Monday, September 2, 2013

Resident Tourist

Shirt: Buffalo Exchange
Skirt: Betsy Johnson via Goodwill
Tights: welovecolors
Shoes: Forever21

Today was my first day of classes! When I woke up this morning, my roof was exploding with a howling rain storm that made me afraid for my prospects of possibly getting to class; I didn't think I had any kroner waiting in my wallet for a bus ride. I just went back to sleep and, when I woke up to leave, it was a perfectly beautiful day-- probably the best of the weekend. Oh, Denmark. I started having brunch with a few friends and then went to Literary Texts and Theory (see, an English major CAN make it by in Denmark) which I kind of sort of slept through. One thing I did catch: it is very strange to hear America referred to in the third person, something that American History, Culture, and Society will surely numb me to. My second class of the day, The Language of Poetry, I almost completely missed because the professor decided on a whim to start an hour early. Since I've been home, the most I've accomplished is making my international phone work (huzzah adulthood!) and making a collage from a Danish music magazine.
(While cutting this magazine out, I discovered two really good Scandinavian bands: Nelson Can and Agnes Obel.)

This weekend was considerably more exciting, however. Yesterday, a midst the windiest weather I have experienced in all my days, save maybe the plains of Texas, my exchange program and I toured the west coast of Denmark. First, we visited Løkken, a small town with an ancient cemetery being eaten by the sea.

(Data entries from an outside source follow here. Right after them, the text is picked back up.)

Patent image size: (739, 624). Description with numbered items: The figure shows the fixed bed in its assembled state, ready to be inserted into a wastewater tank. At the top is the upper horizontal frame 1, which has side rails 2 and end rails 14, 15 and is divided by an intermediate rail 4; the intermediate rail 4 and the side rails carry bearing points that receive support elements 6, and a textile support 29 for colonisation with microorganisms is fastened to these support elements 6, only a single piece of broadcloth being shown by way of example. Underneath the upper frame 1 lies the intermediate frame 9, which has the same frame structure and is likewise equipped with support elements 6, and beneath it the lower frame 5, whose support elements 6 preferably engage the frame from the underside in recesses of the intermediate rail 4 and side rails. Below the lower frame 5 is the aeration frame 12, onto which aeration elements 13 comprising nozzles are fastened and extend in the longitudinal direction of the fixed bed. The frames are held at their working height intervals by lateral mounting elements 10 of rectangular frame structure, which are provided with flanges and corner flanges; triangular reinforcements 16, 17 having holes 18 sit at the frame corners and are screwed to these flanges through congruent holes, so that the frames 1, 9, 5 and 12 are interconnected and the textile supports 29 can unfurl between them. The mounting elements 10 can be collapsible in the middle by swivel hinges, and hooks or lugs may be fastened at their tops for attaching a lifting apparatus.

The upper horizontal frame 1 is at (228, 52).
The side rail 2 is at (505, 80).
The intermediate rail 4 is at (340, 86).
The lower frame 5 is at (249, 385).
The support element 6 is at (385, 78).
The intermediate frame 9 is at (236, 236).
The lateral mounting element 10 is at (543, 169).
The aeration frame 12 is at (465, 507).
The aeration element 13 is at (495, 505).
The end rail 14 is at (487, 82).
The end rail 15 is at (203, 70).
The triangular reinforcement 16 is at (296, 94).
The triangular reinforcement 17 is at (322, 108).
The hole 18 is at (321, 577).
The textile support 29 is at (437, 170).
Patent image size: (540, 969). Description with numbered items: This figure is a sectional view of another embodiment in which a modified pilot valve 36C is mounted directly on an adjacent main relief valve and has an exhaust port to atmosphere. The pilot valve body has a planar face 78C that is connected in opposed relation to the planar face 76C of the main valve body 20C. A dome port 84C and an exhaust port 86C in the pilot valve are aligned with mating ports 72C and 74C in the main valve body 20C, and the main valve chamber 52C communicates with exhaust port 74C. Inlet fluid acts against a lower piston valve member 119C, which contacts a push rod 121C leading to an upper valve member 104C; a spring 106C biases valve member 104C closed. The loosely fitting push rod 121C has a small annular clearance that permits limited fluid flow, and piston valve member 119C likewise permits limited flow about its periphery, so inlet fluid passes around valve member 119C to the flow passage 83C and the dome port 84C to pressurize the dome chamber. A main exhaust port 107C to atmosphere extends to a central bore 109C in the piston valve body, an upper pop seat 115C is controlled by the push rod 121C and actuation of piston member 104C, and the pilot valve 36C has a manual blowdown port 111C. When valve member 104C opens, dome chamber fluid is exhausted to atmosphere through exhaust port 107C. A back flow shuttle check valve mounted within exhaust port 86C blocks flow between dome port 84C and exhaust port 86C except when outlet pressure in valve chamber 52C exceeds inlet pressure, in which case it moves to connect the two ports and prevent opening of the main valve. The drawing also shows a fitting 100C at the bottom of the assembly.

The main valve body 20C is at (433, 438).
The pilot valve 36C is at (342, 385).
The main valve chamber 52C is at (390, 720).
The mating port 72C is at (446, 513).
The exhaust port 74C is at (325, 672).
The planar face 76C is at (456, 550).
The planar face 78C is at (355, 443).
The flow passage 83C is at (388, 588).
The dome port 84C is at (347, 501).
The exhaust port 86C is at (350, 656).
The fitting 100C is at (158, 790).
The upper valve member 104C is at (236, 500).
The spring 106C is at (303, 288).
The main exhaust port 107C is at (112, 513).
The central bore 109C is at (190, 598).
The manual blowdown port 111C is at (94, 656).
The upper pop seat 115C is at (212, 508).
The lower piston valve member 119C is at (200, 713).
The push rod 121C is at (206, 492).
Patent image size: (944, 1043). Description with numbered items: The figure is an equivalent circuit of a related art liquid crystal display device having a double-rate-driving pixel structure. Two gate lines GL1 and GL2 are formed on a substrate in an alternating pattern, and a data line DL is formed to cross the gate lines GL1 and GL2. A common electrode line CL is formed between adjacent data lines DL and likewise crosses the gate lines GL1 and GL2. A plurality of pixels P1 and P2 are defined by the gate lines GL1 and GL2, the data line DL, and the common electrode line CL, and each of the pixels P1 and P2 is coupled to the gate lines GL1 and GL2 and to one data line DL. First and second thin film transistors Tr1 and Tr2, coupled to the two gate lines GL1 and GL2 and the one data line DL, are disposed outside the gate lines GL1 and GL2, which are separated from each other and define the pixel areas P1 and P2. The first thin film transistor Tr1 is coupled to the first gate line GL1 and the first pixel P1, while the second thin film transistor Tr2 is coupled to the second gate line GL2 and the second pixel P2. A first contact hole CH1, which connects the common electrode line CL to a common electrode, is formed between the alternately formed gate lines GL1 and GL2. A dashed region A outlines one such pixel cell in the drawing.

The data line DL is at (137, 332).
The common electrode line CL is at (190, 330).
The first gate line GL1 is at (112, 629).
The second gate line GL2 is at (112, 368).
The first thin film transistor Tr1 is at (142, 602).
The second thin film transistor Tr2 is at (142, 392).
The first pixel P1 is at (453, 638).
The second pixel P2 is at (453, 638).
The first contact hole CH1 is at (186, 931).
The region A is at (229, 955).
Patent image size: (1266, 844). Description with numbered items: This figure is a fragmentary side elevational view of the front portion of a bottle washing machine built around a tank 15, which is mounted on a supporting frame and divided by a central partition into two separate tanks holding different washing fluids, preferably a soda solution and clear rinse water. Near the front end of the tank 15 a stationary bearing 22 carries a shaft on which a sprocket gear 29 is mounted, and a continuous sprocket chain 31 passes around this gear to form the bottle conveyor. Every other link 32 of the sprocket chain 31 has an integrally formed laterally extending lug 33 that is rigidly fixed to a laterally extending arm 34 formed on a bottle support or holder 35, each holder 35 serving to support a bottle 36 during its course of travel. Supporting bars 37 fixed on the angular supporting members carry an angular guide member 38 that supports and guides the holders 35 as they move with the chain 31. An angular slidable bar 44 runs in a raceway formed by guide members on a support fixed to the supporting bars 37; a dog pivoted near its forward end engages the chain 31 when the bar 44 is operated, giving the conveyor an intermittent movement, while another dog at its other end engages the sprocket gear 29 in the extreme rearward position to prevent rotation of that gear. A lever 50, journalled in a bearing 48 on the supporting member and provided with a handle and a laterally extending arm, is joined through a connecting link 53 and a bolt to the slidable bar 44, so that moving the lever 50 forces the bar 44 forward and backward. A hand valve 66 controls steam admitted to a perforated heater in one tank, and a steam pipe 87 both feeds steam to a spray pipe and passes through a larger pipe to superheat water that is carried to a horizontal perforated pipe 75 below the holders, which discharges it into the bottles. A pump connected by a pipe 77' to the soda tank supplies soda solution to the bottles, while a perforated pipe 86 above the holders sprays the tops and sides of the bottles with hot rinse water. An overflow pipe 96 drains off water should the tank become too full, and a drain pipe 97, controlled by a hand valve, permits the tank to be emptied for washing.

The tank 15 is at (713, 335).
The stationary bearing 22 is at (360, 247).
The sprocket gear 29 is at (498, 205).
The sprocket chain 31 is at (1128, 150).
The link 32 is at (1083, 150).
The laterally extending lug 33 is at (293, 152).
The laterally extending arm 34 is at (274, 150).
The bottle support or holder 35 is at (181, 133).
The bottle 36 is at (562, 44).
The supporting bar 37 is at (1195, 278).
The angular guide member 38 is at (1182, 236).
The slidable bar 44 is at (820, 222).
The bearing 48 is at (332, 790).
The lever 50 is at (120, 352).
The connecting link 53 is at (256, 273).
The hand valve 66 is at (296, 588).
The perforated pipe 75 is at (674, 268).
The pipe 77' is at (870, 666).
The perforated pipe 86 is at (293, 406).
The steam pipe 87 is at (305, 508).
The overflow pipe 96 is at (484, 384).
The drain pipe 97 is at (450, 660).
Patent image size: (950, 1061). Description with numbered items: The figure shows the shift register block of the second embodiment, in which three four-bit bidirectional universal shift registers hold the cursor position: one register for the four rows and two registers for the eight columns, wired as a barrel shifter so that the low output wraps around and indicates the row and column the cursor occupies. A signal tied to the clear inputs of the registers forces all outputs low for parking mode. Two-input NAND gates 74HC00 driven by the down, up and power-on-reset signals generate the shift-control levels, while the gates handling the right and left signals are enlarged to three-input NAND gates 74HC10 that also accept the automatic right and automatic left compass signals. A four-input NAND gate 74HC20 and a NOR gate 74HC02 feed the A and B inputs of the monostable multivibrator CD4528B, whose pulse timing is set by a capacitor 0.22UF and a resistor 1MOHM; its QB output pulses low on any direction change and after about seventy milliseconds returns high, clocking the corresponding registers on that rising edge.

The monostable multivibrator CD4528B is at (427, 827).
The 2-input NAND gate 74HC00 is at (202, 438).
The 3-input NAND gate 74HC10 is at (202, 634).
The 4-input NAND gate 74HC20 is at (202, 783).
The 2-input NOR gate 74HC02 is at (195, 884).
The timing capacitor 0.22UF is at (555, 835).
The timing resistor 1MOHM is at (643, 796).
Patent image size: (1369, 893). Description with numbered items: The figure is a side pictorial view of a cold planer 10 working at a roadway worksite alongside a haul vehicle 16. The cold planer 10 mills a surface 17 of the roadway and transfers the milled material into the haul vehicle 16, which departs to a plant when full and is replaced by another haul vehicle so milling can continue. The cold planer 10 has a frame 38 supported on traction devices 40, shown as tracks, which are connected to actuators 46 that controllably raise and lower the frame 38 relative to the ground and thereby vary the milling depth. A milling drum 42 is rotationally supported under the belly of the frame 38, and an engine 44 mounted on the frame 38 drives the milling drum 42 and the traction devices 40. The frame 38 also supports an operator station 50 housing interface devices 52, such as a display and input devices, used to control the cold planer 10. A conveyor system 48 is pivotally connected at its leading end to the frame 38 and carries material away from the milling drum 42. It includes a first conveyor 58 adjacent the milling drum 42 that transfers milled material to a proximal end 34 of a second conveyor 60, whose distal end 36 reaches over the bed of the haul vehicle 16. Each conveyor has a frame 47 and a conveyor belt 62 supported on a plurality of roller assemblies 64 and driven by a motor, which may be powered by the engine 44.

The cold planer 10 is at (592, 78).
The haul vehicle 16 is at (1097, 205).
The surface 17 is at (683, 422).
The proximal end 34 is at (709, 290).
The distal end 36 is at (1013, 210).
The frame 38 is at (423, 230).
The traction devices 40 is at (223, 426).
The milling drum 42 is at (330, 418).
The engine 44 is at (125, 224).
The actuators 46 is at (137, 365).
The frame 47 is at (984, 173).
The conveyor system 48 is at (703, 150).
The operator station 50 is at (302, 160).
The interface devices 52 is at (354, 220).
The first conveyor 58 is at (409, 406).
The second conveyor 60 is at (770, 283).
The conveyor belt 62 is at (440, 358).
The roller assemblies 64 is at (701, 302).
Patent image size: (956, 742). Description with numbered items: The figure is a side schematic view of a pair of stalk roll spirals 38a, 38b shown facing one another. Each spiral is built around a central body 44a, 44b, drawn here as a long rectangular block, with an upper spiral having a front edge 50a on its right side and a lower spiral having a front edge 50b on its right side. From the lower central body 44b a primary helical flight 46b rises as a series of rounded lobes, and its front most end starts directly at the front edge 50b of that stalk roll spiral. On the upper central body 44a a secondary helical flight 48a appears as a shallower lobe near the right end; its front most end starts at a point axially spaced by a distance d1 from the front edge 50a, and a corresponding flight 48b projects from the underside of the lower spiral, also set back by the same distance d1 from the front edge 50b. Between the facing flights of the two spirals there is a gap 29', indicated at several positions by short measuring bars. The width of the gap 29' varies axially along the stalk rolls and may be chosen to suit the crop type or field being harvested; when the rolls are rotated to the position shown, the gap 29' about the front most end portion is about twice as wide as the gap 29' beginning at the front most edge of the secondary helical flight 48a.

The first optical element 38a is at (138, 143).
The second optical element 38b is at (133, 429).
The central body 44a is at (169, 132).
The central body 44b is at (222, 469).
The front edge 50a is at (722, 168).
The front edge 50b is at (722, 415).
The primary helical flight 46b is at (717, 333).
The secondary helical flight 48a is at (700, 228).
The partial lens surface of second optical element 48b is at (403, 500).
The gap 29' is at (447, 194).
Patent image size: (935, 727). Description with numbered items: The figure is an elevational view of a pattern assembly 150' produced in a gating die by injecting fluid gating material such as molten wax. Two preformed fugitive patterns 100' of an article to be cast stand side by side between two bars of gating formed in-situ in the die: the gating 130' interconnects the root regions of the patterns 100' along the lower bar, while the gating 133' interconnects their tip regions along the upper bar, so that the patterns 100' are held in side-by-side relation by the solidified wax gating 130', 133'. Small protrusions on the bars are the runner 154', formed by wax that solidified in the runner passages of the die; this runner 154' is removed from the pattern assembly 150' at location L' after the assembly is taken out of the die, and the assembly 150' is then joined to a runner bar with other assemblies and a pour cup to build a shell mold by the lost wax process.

Nearly all the houses were for sale or simply abandoned. 


We played a game with the wind where we stood on this cliff over the ocean and leaned forward, letting the wind hold us up.


The only legible gravestone there.

A for sale sign.

Afterwards, we set onward to Rubjerg Knude, an abandoned lighthouse situated among some awe-inspiring sand dunes. The lighthouse is estimated to be eaten by the sea, like the town, in ten years's time. Here, among the sand dunes, the wind was not so friendly. I never thought my first sand storm would take place in northern Denmark, but alas it did. And it was awful. We were all simply bombarded with sand. My skin burned worse than a thousand sunburns could attempt. The attack on our eyes was so bad, we had to walk up the shifty mountains backwards. I couldn't even look at the lighthouse. I simply took blind pictures hoping to see it secondhand from my camera later. When we got back to the bus, each pair of shoes could have built a beach, a destination my apartment very closely resembles at the moment due to that little excursion.  







The day before that, I went to "the street," or the bar and club center of Aalborg with a few friends. The night consisted of a wonderful dance music concert, hilariously drunk strangers, a bouncer at a Seven Eleven, and drinking at a real bar legally for the first time (for me at least).
Billede: First night on the street!

The band we heard live was called Den Sorte Skole. They were very good.